Nigeria is off-track and a long way from meeting the SDG targets on universal access to water.

Dr. Japhet Olugbogi

“Sadly, the current situation of the limited supply of safe water in Nigeria is a matter of grave concern, considering it could result to a cholera outbreak. Presently, Nigeria is off track and a long way from meeting the Sustainable Development Goal (SDG) targets on universal access to water, said Evelyn Mere, Water Aid Nigeria country director.”

Challenge and Preventive Measure to Curb Cholera

“Most people in the country don’t have access to good water which is limited in the rural communities. “To prevent cholera we should stop open defecation anyhow in the communities.”

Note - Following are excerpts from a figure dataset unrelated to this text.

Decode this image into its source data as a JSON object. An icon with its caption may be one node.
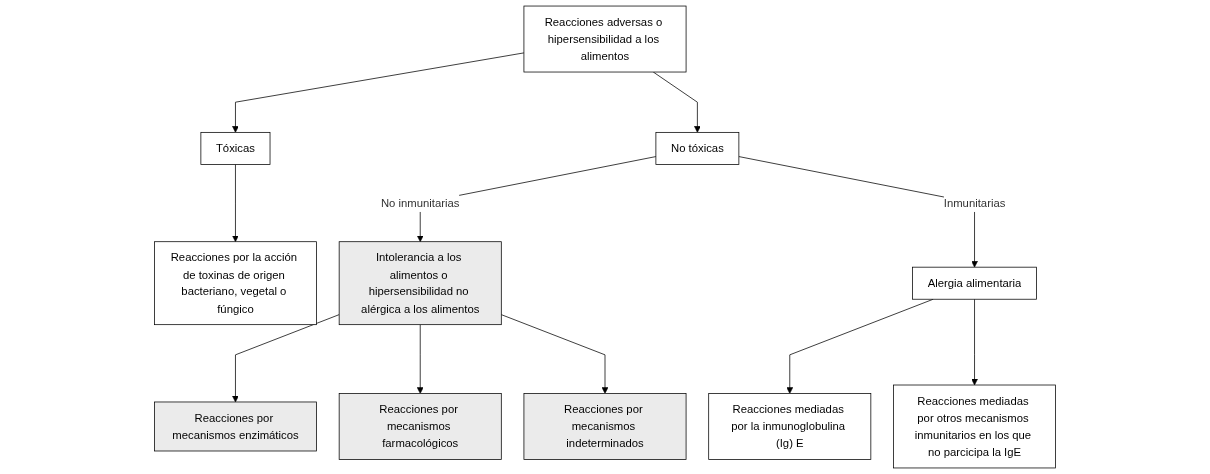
{
  "diagram": {
    "nodes": [
      {
        "text": [
          "Reacciones adversas o hipersensibilidad a los alimentos"
        ]
      },
      {
        "text": [
          "Tóxicas"
        ]
      },
      {
        "text": [
          "No tóxicas"
        ]
      },
      {
        "text": [
          "Reacciones por la acción de toxinas de origen bacteriano, vegetal o fúngico"
        ]
      },
      {
        "text": [
          "Intolerancia a los alimentos o hipersensibilidad no alérgica a los alimentos"
        ]
      },
      {
        "text": [
          "Alergia alimentaria"
        ]
      },
      {
        "text": [
          "Reacciones por mecanismos enzimáticos"
        ]
      },
      {
        "text": [
          "Reacciones por mecanismos farmacológicos"
        ]
      },
      {
        "text": [
          "Reacciones por mecanismos indeterminados"
        ]
      },
      {
        "text": [
          "Reacciones mediadas por la inmunoglobulina (Ig) E"
        ]
      },
      {
        "text": [
          "Reacciones mediadas por otros mecanismos inmunitarios en los que no parcicipa la IgE"
        ]
      }
    ],
    "edges": [
      {
        "from": 0,
        "to": 1,
        "arrow": "to"
      },
      {
        "from": 0,
        "to": 2,
        "arrow": "to"
      },
      {
        "from": 1,
        "to": 3,
        "arrow": "to"
      },
      {
        "from": 2,
        "to": 4,
        "arrow": "to",
        "label": "No inmunitarias"
      },
      {
        "from": 2,
        "to": 5,
        "arrow": "to",
        "label": "Inmunitarias"
      },
      {
        "from": 4,
        "to": 6,
        "arrow": "to"
      },
      {
        "from": 4,
        "to": 7,
        "arrow": "to"
      },
      {
        "from": 4,
        "to": 8,
        "arrow": "to"
      },
      {
        "from": 5,
        "to": 9,
        "arrow": "to"
      },
      {
        "from": 5,
        "to": 10,
        "arrow": "to"
      }
    ]
  }
}
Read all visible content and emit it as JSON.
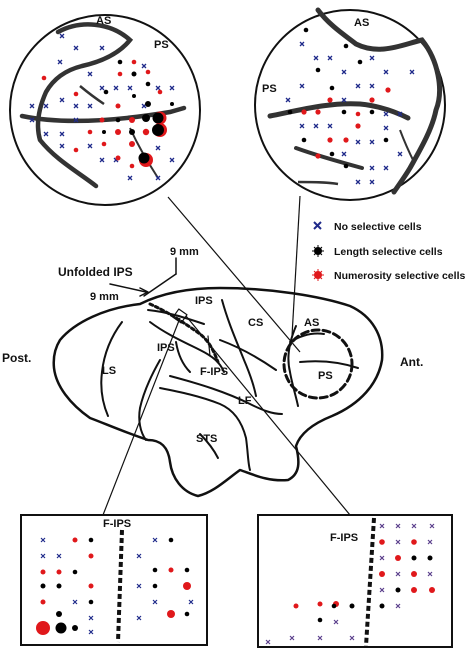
{
  "figure": {
    "panels": {
      "top_left": {
        "labels": [
          "AS",
          "PS"
        ]
      },
      "top_right": {
        "labels": [
          "AS",
          "PS"
        ]
      },
      "bottom_left": {
        "labels": [
          "F-IPS"
        ]
      },
      "bottom_right": {
        "labels": [
          "F-IPS"
        ]
      }
    },
    "legend": [
      {
        "key": "none",
        "label": "No selective cells",
        "color": "#1f2a8a",
        "symbol": "cross"
      },
      {
        "key": "length",
        "label": "Length selective cells",
        "color": "#000000",
        "symbol": "dot"
      },
      {
        "key": "numerosity",
        "label": "Numerosity selective cells",
        "color": "#e0181b",
        "symbol": "dot"
      }
    ],
    "brain_labels": {
      "unfolded_ips": "Unfolded IPS",
      "scale_vertical": "9 mm",
      "scale_horizontal": "9 mm",
      "posterior": "Post.",
      "anterior": "Ant.",
      "ips_upper": "IPS",
      "ips_lower": "IPS",
      "cs": "CS",
      "as": "AS",
      "ps": "PS",
      "f_ips": "F-IPS",
      "ls": "LS",
      "lf": "LF",
      "sts": "STS"
    }
  }
}
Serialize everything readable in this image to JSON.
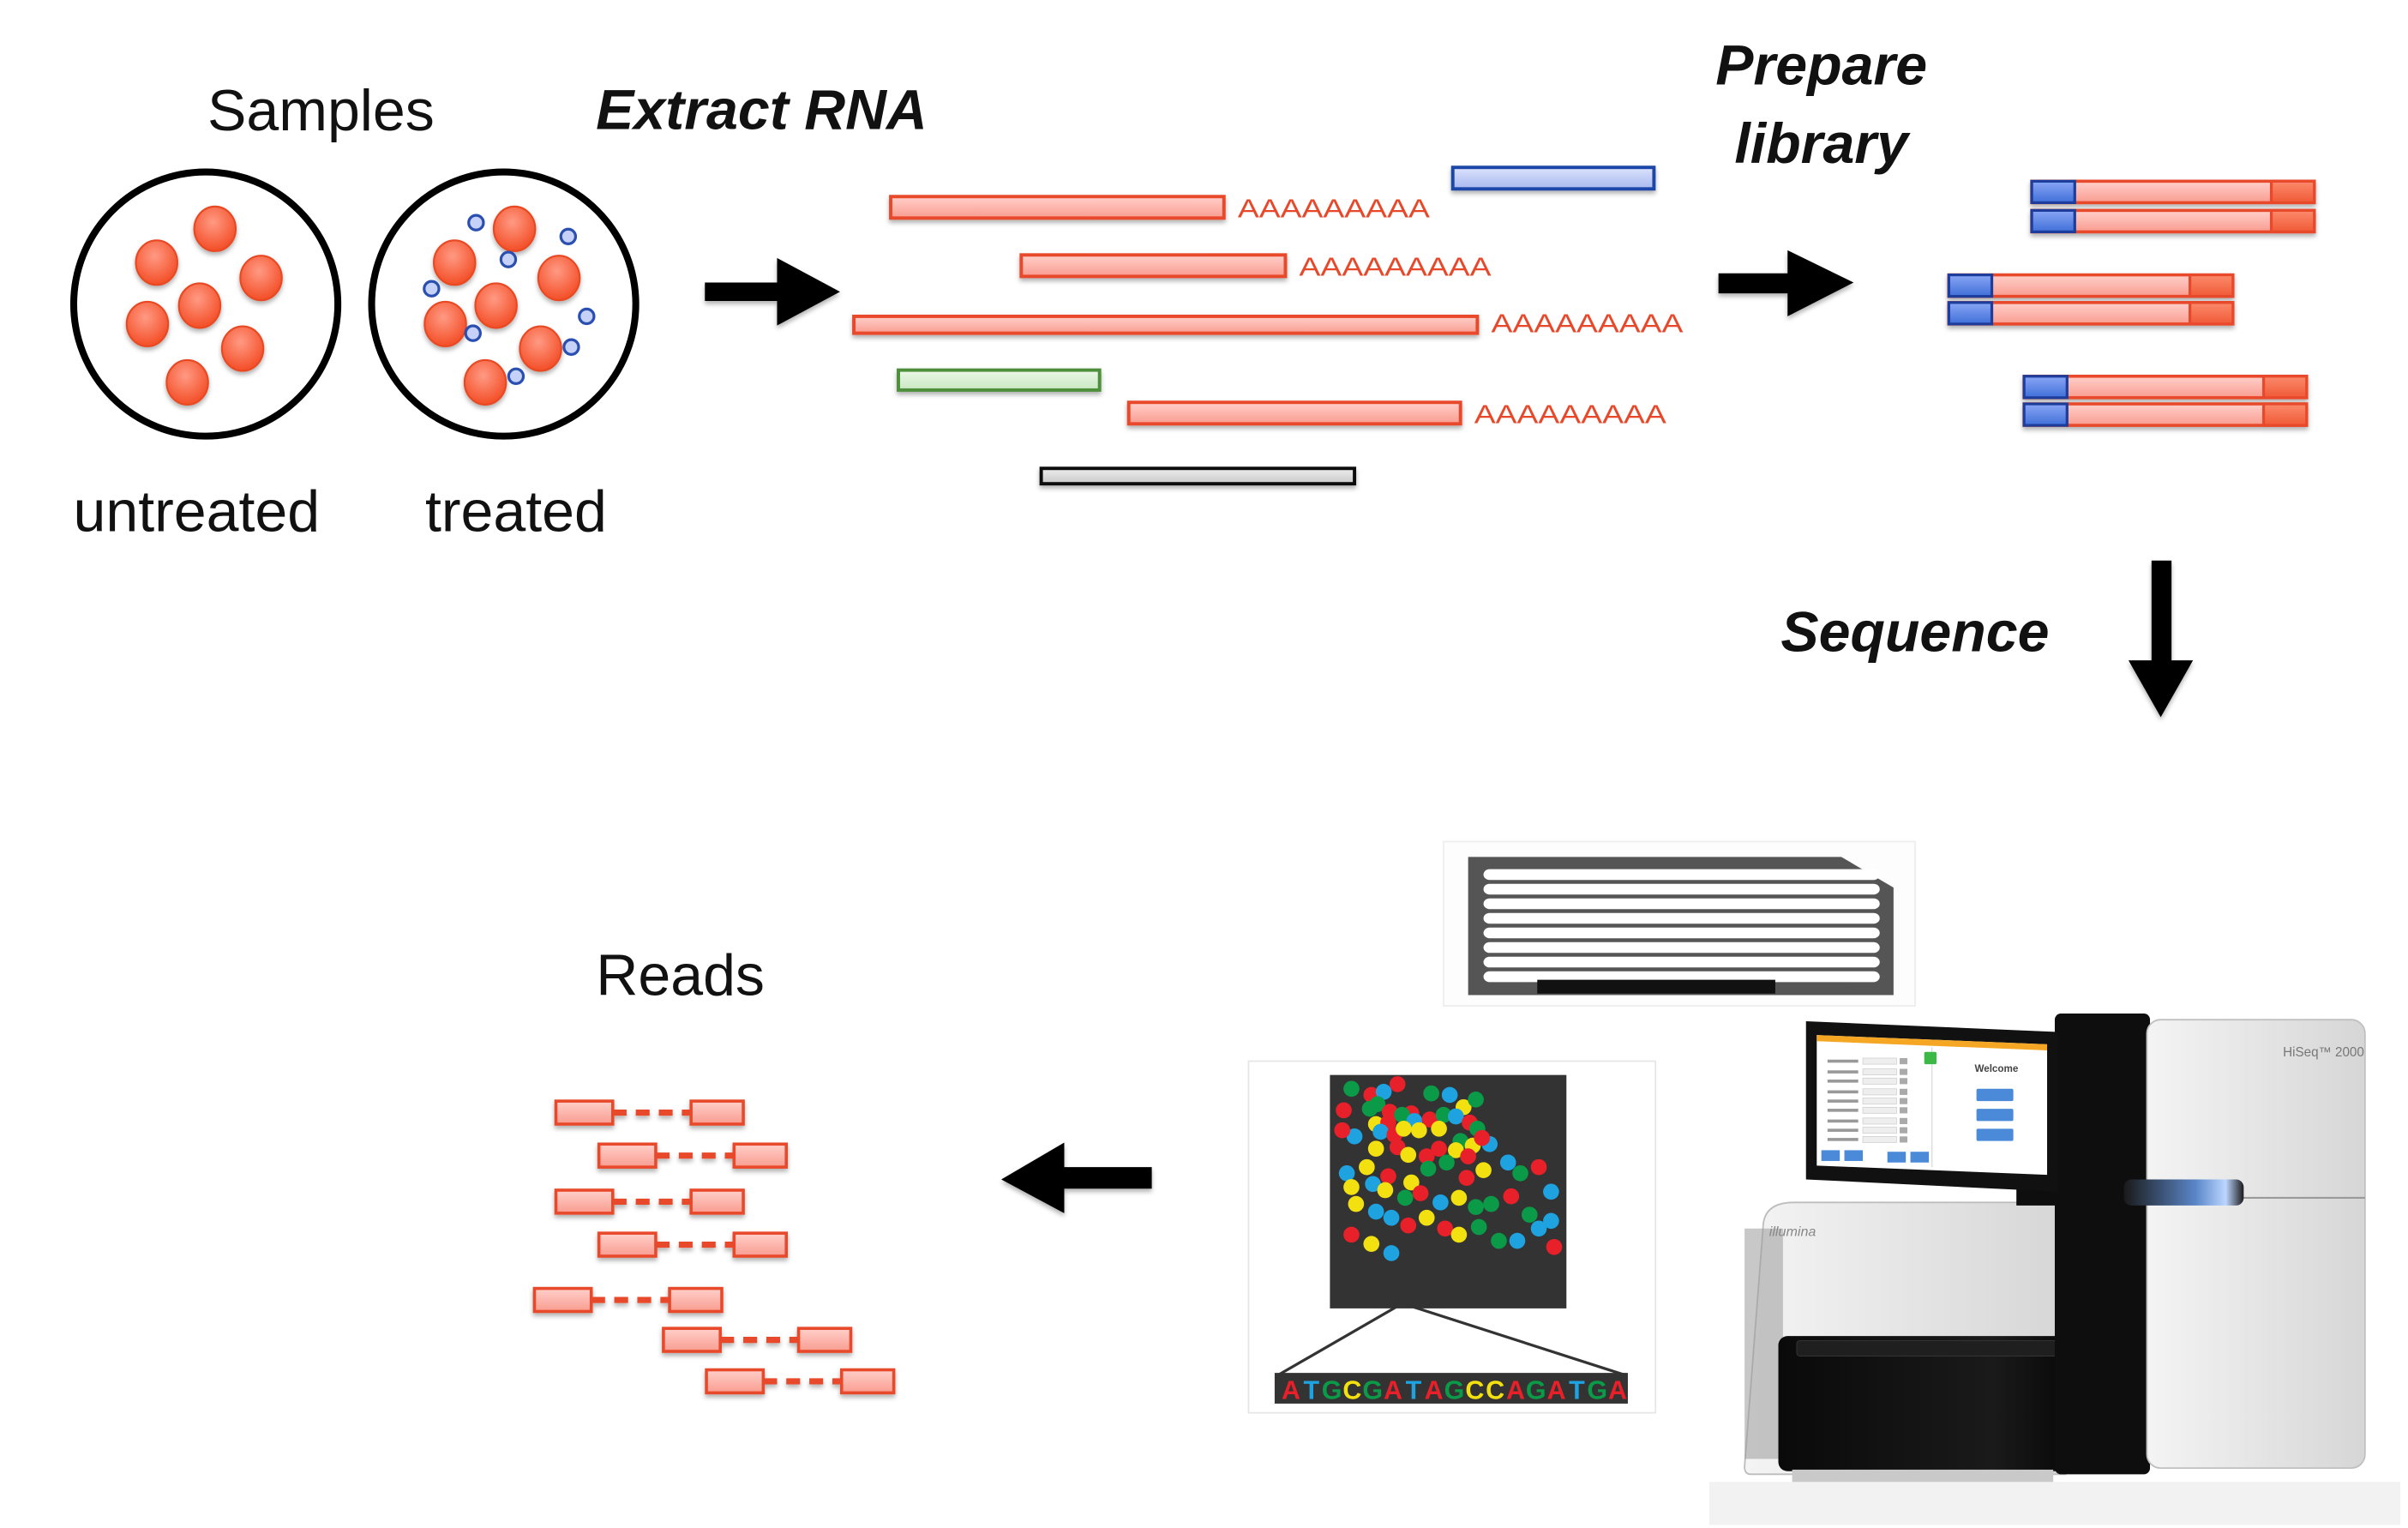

“A lot of people choose to defecate in the open; most people particularly in far-to-reach areas don’t use toilets.”
Open defecation is the human practise of defecating outside (‘in the open’) rather than into a toilet. People may choose fields, bushes, forests, ditches, streets to defecate, with dire consequences on health. Data from the WHO shows that as at 2015, around a million people in Nigeria defecate in the open.”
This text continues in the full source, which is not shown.